Problem Statement

A permutation of an array of integers is an arrangement of its members into a sequence or linear order.

• For example, for arr = [1,2,3], the following are all the permutations of arr: [1,2,3], [1,3,2], [2, 1, 3], [2, 3, 1], [3,1,2], [3,2,1].

The next permutation of an array of integers is the next lexicographically greater permutation of its integer. More formally, if all the permutations of the array are sorted in one container according to their lexicographical order, then the next permutation of that array is the permutation that follows it in the sorted container. If such arrangement is not possible, the array must be rearranged as the lowest possible order (i.e., sorted in ascending order).

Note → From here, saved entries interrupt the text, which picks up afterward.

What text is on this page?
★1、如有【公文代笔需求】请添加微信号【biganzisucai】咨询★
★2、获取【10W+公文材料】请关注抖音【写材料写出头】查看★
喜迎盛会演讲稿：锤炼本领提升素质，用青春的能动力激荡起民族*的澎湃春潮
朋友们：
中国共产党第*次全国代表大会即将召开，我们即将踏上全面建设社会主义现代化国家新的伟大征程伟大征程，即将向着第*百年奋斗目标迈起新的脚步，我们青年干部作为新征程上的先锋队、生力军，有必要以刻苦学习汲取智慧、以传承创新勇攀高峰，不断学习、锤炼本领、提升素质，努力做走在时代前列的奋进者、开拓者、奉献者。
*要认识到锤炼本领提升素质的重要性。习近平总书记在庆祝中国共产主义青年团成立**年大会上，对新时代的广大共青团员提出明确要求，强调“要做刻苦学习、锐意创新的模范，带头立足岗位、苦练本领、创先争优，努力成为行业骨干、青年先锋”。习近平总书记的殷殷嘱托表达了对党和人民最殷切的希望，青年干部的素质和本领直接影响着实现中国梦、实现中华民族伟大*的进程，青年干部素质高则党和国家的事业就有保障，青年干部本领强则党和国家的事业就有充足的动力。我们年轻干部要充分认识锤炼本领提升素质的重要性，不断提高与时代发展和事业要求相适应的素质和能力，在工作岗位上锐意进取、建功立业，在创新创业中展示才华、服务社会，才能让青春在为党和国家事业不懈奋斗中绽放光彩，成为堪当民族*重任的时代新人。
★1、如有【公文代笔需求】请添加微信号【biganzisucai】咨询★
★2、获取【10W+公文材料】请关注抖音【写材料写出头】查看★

• For example, the next permutation of arr = [1,2,3] is [1,3,2].
• Similarly, the next permutation of arr = [2,3,1] is [3,1,2].
• While the next permutation of arr = [3,2,1] is [1,2,3] because [3,2,1] does not have a lexicographical larger rearrangement.

Given an array of integers nums, find the next permutation of nums.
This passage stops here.